Lefko ressentit le tressaillement de Dol'Taïm à l'évocation de la demeure du démon à cause duquel elles cherchaient ainsi désespérément une Relique dont personne n'avait idée de la localisation exacte. L'opaline soupira. Chacun de milliers de livres qui s'alignaient bien en rang sur les étagères face à elle comportait des centaines de pages, chacune comportant des centaines de mots, probablement écrit en langue naine dont ni elle, ni ses compagnes, n'avait la moindre connaissance. Pourtant, elles étaient venues ici avec l'espoir d'y trouver les réponses qu'elles cherchaient. Elles s'étaient lancées dans ce voyage afin de remplir une promesse, un pacte fait avec un démon en échange de moyens de survivre. Toutes avaient du abandonner une part de leur humanité dans ce contrat, mais y avait gagné la force de résister à l'impitoyable loi régnant au cœur de la forêt maudite. Mais elles étaient désormais au bout de la seule piste qu'elles avaient. "A l'est" avait dit Freya. "Un lieu auquel on ne peut accéder ni par Terre, ni par mer, ni par les airs". Il fallait qu'elles passent par le monde souterrain. Mais pour aller où? Où pouvait donc se cacher cette Relique sacrée de laquelle la Kesjarinna devait obtenir quelque chose que Lefko devait rapporter au démon, caché dans les tréfonds de sa bibliothèque? A quoi ressemblait-elle? Et, si elle était si puissante, comment être sûre que quelqu'un ne l'avait pas déjà dérobée depuis longtemps?
Tout cela semblait perdu d'avance. Lefko ne savait même pas réellement pour quelle raison elle devait mener cette quête dont elle ne comprenait pas la finalité, et qui pourtant était à l'origine de tout ses choix récents. C'était comme si elle n'était pas totalement maître de sa vie, comme si un marionnettiste jouait dans l'ombre, l'entrainant là où il désirait sans le moindre intérêt pour la volonté et les envies de l'ancienne esclave. Mais, quand bien même elle était libre de cette promesse faite, où serait-elle allée? Qu'aurait-elle fait? Tout ce qui lui avait jamais importé, c'était de tenter de maintenir en un seul morceau sa petite famille recomposée, de veiller à la survie de toutes. Mais désormais, c'était elle, elle et sa promesse, qui les mettait toutes en danger, les amenant au cœur d'un Royaume inconnu, poursuivie par des démons d'un autre temps, accompagnée d'une reine au cœur froid comme la glace des Grands Monts Gelés. Et tout ça pour quoi? Elle se sentait être comme une coquille vide ballotée par les flots du destin, sa la moindre capacité à agir. Et cela la terrifiait. Face à l'ampleur de la tâche qui s'élevait face à elle, ces montagnes de livres incompréhensibles dans lesquelles se cachait potentiellement une unique information qui la guiderait au devant d'autres dangers encore, Lefko frémit et se mit à trembler. Elle ne voulait plus avancer. Elle ne voulait plus remplir cette promesse folle passée avec un démon enfermé dans son antre à l'autre bout du continent. Elle ne voulait plus se débattre ainsi dans les flots, elle voulait se laisser couler au fond de la mer, là où tout est calme et silencieux, là où elle ne devrait plus se battre pour survivre, là où elle et sa petite famille pourraient poser leurs valises définitivement et ne plus jamais se soucier d'autre chose que du temps du lendemain et de la teneur des récoltes.

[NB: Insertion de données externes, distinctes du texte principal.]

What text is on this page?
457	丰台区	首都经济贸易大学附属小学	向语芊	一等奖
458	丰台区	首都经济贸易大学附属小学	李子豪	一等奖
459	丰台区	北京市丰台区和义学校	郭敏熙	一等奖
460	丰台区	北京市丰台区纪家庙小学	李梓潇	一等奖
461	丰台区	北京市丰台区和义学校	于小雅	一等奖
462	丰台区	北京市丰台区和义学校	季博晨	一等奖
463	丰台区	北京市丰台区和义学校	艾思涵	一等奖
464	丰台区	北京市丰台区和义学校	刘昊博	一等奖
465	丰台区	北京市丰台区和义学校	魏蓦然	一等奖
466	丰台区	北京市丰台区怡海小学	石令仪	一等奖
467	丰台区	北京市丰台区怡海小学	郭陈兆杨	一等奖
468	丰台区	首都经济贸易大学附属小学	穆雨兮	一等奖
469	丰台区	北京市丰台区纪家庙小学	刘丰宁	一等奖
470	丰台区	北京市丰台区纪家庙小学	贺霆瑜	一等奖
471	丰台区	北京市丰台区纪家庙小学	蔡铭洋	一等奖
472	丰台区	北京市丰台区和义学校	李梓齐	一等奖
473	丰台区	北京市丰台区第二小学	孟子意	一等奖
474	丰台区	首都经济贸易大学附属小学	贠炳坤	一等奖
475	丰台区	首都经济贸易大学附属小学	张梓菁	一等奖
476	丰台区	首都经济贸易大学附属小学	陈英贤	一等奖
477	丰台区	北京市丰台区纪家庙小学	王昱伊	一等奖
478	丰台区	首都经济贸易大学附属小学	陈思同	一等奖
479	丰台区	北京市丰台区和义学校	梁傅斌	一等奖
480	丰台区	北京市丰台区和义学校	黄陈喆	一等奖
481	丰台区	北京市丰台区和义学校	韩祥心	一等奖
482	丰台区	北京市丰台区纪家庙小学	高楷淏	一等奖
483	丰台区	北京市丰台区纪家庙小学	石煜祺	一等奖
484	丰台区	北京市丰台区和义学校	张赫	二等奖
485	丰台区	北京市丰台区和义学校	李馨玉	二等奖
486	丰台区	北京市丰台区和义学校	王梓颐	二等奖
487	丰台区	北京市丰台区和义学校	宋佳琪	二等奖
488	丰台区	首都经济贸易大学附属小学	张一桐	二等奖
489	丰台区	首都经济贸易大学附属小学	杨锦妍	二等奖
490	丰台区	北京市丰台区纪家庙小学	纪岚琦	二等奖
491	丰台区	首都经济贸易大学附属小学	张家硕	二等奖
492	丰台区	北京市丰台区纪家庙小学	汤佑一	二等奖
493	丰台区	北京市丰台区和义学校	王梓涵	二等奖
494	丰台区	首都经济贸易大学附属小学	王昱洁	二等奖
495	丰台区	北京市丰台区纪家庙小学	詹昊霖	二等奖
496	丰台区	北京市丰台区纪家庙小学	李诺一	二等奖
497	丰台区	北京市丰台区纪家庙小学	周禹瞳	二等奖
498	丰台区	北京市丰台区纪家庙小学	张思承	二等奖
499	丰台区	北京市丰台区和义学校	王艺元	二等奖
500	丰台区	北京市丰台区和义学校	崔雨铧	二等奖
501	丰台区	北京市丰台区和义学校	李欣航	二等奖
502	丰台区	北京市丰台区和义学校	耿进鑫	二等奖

L'espace d'un instant, Lefko voulut tout abandonner. La promesse. L'Orkon. Le Logophage. La Kesjarinna. Les Nains. Crépuscule. Et ce pouvoir qu'elle savait exister en elle, mais ne pouvait accepter de peur de la réaction de Kiine. Pendant l'espace d'un court moment, seule une plaine herbeuse infinie habita son âme, au centre de laquelle une petite chaumière grinçait avec douceur sous les assauts du vent, et dans laquelle elle trouvait la paix, avec Dol'Taïm, Rehyan et Naïa. Enfin...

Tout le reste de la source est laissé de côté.